There are also allegations that foreign investors face harassment. A social media post by a Chinese businessman about long delays in obtaining an “on-arrival visa” at Dhaka’s Hazrat Shahjalal International Airport has gone viral. Charlie Tian, owner of Xinjiang Akiya Sports Co. Ltd., expressed his frustration on his LinkedIn profile.
In his post, Charlie Tian said that it takes only four hours to fly from Guangzhou to Dhaka, but after landing, completing the on-arrival visa process can take another one to two hours.
He described the airport process as “extremely time-consuming and inefficient”, causing tourists, investors, and businesspeople from China to become exhausted at the very beginning of their visit.
He questioned why such inefficiency at the country’s entry point should become a major barrier if Bangladesh is truly interested in attracting foreign investment and tourism. Along with his post, he shared a photograph of the on-arrival visa counter and immigration police at Dhaka airport.
BIDA is the starting point for domestic and foreign investment through registration. According to the latest estimates from the Bangladesh Bureau of Statistics (BBS), Bangladesh’s gross domestic product (GDP) in the current fiscal year stands at Tk55 lakh crore.
Despite GDP being in the range of Tk5-5.5 lakh crore, registered expressions of investment interest – both domestic and foreign – remain limited to only Tk1-1.5 lakh crore, just 2-3% of total GDP. Moreover, due to delays in utility connections, energy shortages, and other logistical barriers, actual investment is often half – or even less – of the registered amount.
Dr Zahid Hussain, former lead economist of World Bank’s Dhaka office, described the interim government’s approach to promoting the investment situation as disappointing.
He said, “If the BIDA executive chairman and others spoke more candidly and closer to the ground, people would feel they were different from others.
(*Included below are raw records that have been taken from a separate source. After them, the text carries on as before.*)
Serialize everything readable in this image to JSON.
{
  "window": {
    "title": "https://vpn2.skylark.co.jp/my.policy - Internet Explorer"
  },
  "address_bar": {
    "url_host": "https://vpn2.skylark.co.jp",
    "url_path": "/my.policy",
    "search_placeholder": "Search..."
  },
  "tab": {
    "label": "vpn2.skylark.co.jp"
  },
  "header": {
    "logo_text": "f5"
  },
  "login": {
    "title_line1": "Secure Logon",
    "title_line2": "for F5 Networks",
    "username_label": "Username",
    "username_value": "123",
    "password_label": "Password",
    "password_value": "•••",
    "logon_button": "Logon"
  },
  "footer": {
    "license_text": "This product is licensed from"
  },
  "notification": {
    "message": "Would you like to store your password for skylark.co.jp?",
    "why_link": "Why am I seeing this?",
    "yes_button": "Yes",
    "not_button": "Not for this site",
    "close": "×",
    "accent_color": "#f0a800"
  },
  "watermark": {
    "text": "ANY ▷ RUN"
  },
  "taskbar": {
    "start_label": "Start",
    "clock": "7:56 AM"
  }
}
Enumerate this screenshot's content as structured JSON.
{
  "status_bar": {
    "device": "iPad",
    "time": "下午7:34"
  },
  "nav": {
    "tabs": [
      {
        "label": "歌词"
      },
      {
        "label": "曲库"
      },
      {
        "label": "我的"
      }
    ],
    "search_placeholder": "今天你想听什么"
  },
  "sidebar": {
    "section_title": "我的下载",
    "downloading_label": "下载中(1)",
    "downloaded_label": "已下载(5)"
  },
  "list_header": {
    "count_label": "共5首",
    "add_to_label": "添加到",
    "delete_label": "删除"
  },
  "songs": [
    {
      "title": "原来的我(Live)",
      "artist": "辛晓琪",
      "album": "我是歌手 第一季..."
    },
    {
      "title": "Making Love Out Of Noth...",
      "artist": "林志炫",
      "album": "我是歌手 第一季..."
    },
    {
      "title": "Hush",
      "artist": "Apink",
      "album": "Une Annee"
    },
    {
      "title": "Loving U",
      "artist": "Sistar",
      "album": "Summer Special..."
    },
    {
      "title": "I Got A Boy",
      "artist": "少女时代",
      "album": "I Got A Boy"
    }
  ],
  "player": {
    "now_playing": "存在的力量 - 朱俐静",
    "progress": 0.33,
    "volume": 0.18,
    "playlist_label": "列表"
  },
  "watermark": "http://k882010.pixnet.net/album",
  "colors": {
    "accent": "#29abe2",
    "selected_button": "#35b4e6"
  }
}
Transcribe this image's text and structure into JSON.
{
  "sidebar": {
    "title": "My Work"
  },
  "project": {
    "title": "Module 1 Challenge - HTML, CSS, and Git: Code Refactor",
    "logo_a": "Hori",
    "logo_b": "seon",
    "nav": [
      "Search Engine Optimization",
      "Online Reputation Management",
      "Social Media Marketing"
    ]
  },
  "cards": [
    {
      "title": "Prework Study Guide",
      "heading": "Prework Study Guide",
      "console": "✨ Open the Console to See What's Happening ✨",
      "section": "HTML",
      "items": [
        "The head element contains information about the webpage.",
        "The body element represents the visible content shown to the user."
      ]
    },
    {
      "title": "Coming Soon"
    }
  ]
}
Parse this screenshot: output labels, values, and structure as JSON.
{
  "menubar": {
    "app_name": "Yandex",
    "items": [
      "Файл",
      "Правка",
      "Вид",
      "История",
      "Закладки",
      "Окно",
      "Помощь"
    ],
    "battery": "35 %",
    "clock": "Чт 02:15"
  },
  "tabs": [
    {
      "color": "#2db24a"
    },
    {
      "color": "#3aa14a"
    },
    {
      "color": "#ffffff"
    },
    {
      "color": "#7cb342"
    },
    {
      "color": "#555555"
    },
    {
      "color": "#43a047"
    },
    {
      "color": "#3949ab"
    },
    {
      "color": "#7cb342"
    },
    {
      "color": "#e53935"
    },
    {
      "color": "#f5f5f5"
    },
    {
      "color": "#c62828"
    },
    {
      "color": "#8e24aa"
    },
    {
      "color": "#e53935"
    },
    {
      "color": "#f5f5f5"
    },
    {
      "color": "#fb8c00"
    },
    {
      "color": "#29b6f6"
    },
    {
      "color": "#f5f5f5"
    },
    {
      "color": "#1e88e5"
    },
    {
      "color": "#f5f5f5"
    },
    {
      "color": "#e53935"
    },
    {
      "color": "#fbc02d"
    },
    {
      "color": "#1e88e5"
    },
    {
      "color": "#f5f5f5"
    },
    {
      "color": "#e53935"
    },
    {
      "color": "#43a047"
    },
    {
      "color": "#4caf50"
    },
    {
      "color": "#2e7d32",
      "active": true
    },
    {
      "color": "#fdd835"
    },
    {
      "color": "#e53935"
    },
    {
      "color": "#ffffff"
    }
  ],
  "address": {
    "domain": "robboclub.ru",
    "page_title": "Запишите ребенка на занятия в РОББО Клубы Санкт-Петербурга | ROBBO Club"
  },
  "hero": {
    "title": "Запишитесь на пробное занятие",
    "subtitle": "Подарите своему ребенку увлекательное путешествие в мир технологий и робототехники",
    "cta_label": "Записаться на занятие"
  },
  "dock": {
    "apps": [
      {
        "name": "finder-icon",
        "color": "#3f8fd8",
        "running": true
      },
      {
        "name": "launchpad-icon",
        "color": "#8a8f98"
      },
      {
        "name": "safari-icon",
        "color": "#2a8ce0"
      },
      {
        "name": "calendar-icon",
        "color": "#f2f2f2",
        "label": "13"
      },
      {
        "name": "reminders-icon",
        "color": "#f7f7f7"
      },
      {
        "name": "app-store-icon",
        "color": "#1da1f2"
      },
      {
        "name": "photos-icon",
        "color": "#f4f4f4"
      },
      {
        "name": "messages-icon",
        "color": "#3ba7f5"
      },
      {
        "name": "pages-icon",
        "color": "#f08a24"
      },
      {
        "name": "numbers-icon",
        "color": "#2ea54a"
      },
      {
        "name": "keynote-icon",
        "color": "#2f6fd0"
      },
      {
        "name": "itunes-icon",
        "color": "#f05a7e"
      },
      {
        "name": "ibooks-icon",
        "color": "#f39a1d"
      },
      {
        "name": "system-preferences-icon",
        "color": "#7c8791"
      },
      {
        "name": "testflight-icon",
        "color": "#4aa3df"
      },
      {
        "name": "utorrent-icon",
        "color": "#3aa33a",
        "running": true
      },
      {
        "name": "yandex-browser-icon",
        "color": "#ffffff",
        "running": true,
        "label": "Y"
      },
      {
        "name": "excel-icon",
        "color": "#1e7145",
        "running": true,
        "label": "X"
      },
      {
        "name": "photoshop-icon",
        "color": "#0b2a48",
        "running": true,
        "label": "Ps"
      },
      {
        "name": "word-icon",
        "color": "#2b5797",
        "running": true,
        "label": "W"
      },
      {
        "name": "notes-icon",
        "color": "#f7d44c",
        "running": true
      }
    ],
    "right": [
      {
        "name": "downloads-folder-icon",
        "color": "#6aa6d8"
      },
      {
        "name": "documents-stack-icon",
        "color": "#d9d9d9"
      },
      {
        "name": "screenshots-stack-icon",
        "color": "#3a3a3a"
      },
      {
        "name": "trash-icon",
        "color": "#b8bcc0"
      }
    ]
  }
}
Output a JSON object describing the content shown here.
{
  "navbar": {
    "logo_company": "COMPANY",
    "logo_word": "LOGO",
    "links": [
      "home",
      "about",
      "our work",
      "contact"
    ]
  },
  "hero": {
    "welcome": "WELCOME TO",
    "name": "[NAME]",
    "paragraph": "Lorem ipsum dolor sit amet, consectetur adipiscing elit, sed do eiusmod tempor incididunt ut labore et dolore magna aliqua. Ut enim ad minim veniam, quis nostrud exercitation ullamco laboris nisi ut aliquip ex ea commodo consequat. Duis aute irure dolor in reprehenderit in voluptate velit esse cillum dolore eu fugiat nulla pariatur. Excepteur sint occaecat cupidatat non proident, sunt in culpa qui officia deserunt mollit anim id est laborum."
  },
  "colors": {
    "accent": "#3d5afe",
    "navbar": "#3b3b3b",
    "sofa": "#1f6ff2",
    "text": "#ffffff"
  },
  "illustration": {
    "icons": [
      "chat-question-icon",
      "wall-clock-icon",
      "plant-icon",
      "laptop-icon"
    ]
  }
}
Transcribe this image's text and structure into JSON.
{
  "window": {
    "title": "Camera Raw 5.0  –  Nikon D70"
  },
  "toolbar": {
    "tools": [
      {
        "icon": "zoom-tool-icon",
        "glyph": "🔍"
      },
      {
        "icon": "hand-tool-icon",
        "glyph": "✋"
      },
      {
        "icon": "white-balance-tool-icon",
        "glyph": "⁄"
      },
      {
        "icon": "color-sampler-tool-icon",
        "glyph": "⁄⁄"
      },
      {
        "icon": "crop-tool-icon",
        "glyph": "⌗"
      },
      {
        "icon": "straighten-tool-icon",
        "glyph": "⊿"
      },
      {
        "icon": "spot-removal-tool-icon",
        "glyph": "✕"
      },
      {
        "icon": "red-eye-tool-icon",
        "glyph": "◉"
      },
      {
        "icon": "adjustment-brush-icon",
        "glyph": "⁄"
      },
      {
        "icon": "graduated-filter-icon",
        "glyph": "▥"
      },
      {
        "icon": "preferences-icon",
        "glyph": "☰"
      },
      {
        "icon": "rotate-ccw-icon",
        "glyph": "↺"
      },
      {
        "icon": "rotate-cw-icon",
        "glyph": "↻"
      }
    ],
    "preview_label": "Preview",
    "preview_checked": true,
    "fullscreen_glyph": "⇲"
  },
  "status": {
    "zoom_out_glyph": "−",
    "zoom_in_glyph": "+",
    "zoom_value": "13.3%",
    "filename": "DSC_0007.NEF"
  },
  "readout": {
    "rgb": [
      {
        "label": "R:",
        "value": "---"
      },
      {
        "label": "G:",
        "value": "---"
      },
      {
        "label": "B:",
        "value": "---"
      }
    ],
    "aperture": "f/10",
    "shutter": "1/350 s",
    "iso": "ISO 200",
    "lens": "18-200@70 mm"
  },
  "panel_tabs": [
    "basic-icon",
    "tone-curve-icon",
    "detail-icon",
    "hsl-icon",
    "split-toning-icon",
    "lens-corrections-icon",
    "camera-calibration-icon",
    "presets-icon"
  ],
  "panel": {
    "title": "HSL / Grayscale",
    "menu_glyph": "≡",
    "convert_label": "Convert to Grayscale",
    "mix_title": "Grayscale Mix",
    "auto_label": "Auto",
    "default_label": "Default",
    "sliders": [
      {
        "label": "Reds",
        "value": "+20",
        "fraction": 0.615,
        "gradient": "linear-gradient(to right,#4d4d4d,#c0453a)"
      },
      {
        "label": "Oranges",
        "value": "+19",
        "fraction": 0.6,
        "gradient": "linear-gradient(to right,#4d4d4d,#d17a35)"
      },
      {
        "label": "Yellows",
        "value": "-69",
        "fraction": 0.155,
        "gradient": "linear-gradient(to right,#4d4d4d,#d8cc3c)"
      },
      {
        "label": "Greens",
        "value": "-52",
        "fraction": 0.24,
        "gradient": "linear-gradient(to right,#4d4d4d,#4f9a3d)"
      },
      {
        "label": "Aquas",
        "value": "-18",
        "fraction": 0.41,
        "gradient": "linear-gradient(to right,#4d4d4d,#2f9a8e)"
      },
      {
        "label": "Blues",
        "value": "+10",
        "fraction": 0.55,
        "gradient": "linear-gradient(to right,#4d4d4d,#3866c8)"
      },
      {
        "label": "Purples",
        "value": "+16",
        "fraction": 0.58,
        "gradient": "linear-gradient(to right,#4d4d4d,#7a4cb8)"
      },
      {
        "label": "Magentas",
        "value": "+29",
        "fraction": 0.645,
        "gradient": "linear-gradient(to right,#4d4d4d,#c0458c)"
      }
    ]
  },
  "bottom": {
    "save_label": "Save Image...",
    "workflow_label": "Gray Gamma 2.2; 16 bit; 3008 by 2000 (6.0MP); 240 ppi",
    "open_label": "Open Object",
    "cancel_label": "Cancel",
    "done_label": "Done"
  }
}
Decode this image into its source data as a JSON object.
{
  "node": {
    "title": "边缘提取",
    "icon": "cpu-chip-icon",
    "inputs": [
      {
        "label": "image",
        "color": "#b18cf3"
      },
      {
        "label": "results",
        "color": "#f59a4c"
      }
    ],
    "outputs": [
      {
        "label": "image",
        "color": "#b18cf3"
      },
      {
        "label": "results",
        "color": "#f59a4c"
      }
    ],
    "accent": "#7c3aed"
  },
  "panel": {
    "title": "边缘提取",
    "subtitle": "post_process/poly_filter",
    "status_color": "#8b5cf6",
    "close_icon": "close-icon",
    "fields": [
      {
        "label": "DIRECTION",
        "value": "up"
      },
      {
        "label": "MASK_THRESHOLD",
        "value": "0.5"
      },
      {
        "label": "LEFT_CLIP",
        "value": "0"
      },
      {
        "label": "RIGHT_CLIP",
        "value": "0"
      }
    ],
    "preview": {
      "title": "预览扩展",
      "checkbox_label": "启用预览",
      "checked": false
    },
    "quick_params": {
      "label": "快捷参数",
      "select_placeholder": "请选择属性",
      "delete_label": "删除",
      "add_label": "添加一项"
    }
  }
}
This is not a political government that needs to beat its own drum. Instead, if the government highlighted where the problems and barriers to investment actually lie, it would have been better. White should be called white, black should be called black, and what is unclear – grey – should be presented as such. Why is there a tendency to selectively present a positive picture? Even that would be acceptable if it reflected reality. There was no need to paint a picture based solely on hope and aspiration.”